I primi ‘foresti’ arrivavano soprattutto dalla Sicilia pescatori e dalla Campania. Molti lavoravano da braccianti agricoli nelle campagne. Abitavano le vecchie case del centro storico che erano state ‘lasciate’ dai cerialesi che si erano trasferiti in zone ‘residenziali’. Una comunità, quella dei migranti italiani che, con gli anni, ha conosciuto il benessere, ha scalato posizioni economiche e sociali. Qualcuno ha fatto più fortuna, altri hanno raggiunto traguardi da paesi civili. Gigi non si era arricchito, viveva della pensione di artigiano, ha chiuso l’attività dove era aiutato dalla moglie. Per anni ha avuto come confinante il negozio del fotografo Bertolotto, altra famiglia che ha raggiunto vette di norietà. Un Bertolotto, figlio, primario al Santa Corona, è stato sindaco di Toirano e presidente della Provincia.

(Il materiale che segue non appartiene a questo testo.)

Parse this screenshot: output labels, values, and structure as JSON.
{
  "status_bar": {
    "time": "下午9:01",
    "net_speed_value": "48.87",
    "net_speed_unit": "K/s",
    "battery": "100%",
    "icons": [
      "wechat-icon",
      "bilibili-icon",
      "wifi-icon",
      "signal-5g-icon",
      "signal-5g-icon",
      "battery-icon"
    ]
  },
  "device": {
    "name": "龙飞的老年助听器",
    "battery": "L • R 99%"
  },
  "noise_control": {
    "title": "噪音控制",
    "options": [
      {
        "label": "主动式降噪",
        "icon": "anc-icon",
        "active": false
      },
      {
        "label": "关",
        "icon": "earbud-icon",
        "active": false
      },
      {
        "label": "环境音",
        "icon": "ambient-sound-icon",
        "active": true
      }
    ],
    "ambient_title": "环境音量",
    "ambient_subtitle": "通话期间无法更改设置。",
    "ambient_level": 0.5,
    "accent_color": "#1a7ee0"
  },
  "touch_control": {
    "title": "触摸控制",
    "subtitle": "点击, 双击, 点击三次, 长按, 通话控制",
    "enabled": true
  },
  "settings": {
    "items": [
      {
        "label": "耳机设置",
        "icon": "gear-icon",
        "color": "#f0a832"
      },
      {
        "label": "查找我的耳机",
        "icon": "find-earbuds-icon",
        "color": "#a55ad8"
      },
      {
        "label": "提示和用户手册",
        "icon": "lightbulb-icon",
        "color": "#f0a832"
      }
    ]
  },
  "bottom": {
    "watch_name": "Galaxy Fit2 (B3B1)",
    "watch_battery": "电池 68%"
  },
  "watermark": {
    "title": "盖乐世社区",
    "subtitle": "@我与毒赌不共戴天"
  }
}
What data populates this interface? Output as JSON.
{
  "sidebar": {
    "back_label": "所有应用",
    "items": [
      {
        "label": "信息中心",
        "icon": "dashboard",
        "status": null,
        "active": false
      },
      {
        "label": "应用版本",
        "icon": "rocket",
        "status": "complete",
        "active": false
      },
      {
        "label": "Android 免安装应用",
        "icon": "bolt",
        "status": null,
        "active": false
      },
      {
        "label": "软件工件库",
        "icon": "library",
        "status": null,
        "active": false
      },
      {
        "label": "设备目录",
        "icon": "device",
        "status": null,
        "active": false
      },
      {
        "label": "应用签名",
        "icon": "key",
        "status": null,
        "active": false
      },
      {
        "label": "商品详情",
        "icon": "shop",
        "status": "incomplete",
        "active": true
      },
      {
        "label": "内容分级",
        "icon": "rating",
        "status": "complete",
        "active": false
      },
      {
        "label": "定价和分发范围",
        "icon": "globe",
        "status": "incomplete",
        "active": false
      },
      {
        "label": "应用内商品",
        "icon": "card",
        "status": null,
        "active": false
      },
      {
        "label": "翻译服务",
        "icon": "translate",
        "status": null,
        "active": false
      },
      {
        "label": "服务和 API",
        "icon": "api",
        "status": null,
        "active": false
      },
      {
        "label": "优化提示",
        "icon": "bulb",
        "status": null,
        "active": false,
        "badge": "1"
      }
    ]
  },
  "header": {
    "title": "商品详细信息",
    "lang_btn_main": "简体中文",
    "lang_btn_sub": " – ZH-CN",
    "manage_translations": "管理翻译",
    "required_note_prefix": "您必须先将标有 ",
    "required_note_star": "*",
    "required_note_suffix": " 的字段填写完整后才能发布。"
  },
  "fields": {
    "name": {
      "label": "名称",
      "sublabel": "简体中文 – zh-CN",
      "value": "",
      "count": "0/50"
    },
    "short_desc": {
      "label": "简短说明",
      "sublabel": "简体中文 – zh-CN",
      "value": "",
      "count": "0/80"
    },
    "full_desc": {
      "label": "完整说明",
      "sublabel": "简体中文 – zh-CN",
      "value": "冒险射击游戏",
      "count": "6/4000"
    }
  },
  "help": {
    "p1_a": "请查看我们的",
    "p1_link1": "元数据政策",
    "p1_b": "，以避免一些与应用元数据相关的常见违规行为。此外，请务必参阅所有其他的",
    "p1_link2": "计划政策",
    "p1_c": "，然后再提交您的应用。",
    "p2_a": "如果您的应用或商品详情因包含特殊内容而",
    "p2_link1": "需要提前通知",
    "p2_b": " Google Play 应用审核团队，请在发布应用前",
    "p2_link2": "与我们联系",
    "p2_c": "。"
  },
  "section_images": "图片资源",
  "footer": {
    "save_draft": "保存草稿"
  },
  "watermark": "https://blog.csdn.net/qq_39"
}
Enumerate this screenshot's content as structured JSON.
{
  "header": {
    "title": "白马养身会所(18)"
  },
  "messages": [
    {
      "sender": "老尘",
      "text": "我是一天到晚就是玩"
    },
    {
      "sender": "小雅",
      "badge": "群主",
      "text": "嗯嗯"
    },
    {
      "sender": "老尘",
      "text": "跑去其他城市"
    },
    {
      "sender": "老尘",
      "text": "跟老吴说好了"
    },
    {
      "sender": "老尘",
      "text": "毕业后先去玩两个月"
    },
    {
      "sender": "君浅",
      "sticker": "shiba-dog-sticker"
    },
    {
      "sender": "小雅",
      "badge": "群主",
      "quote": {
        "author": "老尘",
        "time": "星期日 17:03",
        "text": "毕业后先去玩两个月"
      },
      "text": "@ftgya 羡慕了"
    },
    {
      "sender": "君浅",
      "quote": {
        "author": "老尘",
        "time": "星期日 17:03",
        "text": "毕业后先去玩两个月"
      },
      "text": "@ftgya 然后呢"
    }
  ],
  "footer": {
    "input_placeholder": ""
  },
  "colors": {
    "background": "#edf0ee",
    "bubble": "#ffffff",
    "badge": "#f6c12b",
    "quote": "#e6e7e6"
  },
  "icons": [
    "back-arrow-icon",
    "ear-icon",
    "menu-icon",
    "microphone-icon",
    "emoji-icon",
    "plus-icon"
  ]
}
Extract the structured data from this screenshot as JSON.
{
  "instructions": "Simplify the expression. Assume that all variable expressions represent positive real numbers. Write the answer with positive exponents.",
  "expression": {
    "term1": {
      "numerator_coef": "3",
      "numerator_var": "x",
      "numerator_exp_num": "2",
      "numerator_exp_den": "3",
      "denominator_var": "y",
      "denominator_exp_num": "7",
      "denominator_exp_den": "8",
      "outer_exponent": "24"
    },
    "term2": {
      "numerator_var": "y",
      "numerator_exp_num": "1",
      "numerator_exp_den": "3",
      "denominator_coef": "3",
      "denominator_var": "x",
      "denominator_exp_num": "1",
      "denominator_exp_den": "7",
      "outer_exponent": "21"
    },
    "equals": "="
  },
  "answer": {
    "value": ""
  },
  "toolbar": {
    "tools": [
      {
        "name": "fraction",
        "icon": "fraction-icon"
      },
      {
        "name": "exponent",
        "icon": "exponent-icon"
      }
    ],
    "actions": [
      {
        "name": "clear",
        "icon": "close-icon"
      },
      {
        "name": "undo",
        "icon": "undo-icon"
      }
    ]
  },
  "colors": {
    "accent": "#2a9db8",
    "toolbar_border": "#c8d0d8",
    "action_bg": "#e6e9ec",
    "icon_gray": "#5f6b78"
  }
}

Gigì, nella sua modestia, nella sua ‘cultura’ paesana, era un uomo che sapeva ascoltare, giudicava senza preconcetti e soprattutto poteva dire la sua per la coerenza con cui ha cresciuto un figlio (ha gestito per sette anni un bar a Borghetto S. Spirito) e una figlia (dipendente sociale del Comune di Albenga, da militante leghista era candidata – non eletta- alle comunali del maggio scorso). Gigì riposerà nel camposanto di Ceriale assieme a quella comunità ricca di sacrifici e valori.